Bailey Gaylin Moore and Donald Quist’s essay “How to Speak to a Police Officer” appears in AGNI 92.


Ari Kaplan/AGNI: In “How to Speak to a Police Officer,” your individual accounts of the same event overlap and form a kind of conversation, yet the two parts are also discrete. Can you talk about how you composed and revised this essay? How much of your process was collaborative, and how much independent? When did you share your writing with each other, and were you each influenced by what the other had written?

Bailey Gaylin Moore: This essay started as two separate pieces we were writing independently. Donald’s segment is an excerpt from a nonfiction collection set to be published later this year, and mine comes from an essay I’ve been working on. We’d like to write a book together, and the experience of merging these two narratives was a good start. We didn’t share our individual portions with each other until right before deciding to submit the essay to AGNI.

Donald Quist: There wasn’t too much influencing, at least not intentionally. But I think our shared experience and our familiarity with each other’s writing and being lent the essay a cohesiveness.

The endings of the two parts describe how you apologized to each other after leaving the police station. It’s striking that you both felt the need to say “I’m sorry” when you had, as you write, “nothing to apologize for.” Could you comment on that impulse to apologize and why you chose to conclude there?

Donald: Being a person of color in America has taught me how to feel like a problem. I often find myself apologizing for taking up space, for being too visible. In the moment described in our essay, Bailey was essentially punished by law enforcement for her proximity to my blackness. I felt guilty and partly responsible. Writing this essay together was part of an ongoing process for me of unlearning that guilt.

Bailey: Being raised in the Ozarks—an area that is 95% white—I’ve been slow to understand the impact of whiteness in the world. Awareness of systemic racism wasn’t woven into my education, and even in college, white fragility caused these conversations to be evasive and move quickly to other subjects. It wasn’t until Donald and I started dating that I began to see the direct impact of whiteness; Donald not being able to drive through a particular area at night, or simply his knowing how to speak to a police officer.

When you are just being introduced to your own privilege, sometimes the only thing you know how to do is say sorry, even if the situation isn’t directly your fault.  Interrogating whiteness, however, is more about the actions you take after feeling the need to say sorry. So, Donald and I started a podcast about our confrontation of issues surrounding race, gender, and identity.

Donald, in a 2018 interview with AGNI you noted: “I hope the stories I tell encourage more constructive discourse about some of the exigencies of life in North America.” What hopes do both of you have for the ways “How to Speak to a Police Officer,” and your writing generally, might contribute to conversations about systemic racial injustice in this country, as well as the ongoing protests against police brutality targeting Black people?

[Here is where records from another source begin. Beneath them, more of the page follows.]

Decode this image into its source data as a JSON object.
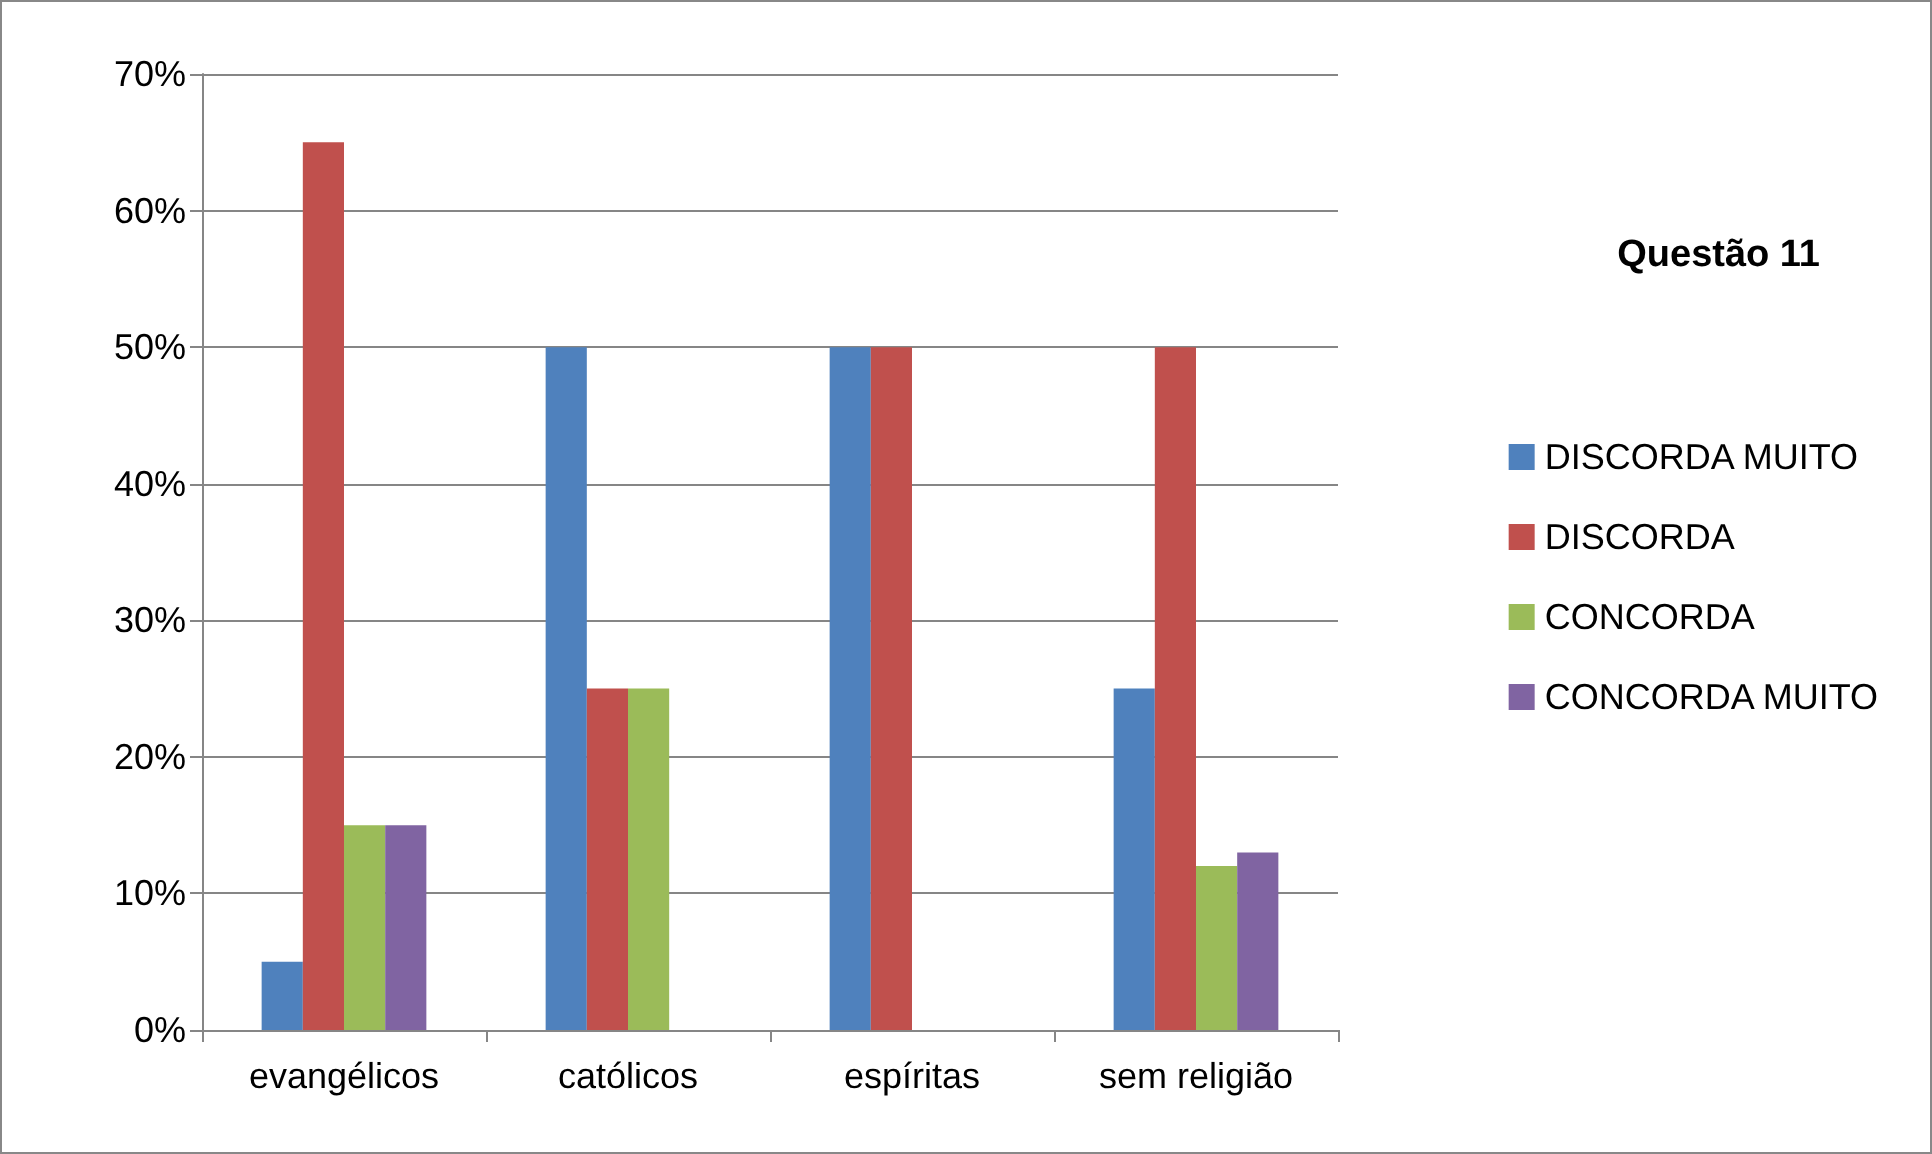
{
  "chart_data": {
    "type": "bar",
    "title": "Questão 11",
    "categories": [
      "evangélicos",
      "católicos",
      "espíritas",
      "sem religião"
    ],
    "series": [
      {
        "name": "DISCORDA MUITO",
        "color": "#4f81bd",
        "values": [
          5,
          50,
          50,
          25
        ]
      },
      {
        "name": "DISCORDA",
        "color": "#c0504d",
        "values": [
          65,
          25,
          50,
          50
        ]
      },
      {
        "name": "CONCORDA",
        "color": "#9bbb59",
        "values": [
          15,
          25,
          0,
          12
        ]
      },
      {
        "name": "CONCORDA MUITO",
        "color": "#8064a2",
        "values": [
          15,
          0,
          0,
          13
        ]
      }
    ],
    "ylim": [
      0,
      70
    ],
    "yticks": [
      {
        "value": 0,
        "label": "0%"
      },
      {
        "value": 10,
        "label": "10%"
      },
      {
        "value": 20,
        "label": "20%"
      },
      {
        "value": 30,
        "label": "30%"
      },
      {
        "value": 40,
        "label": "40%"
      },
      {
        "value": 50,
        "label": "50%"
      },
      {
        "value": 60,
        "label": "60%"
      },
      {
        "value": 70,
        "label": "70%"
      }
    ],
    "grid": "y",
    "legend": "right"
  }
}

Donald: I’m still hopeful that the things I write might affect change, particularly in a way that could improve the lives of people in marginalized communities. This past summer’s outpouring of support for the Black Lives Matter movement can be partially credited to art that has pushed discussions about race and interrogated racial injustice. But I also recognize that while progressive rhetoric can be a catalyst, it must be followed by progressive action. There is also the fact that my work is less likely to reach those I’d most want to change. I’m not sure how many police officers get the opportunity to read a journal like AGNI. But I can share stories like ours with my students; I can do my best to work across a variety of platforms to encourage others to think about the ways they might be contributing to the subjugation of others and how they might break those cycles of oppression.

Bailey: I just want to say this is a conversation that doesn’t end. Reading one essay or taking one class doesn’t undo the effects of whiteness.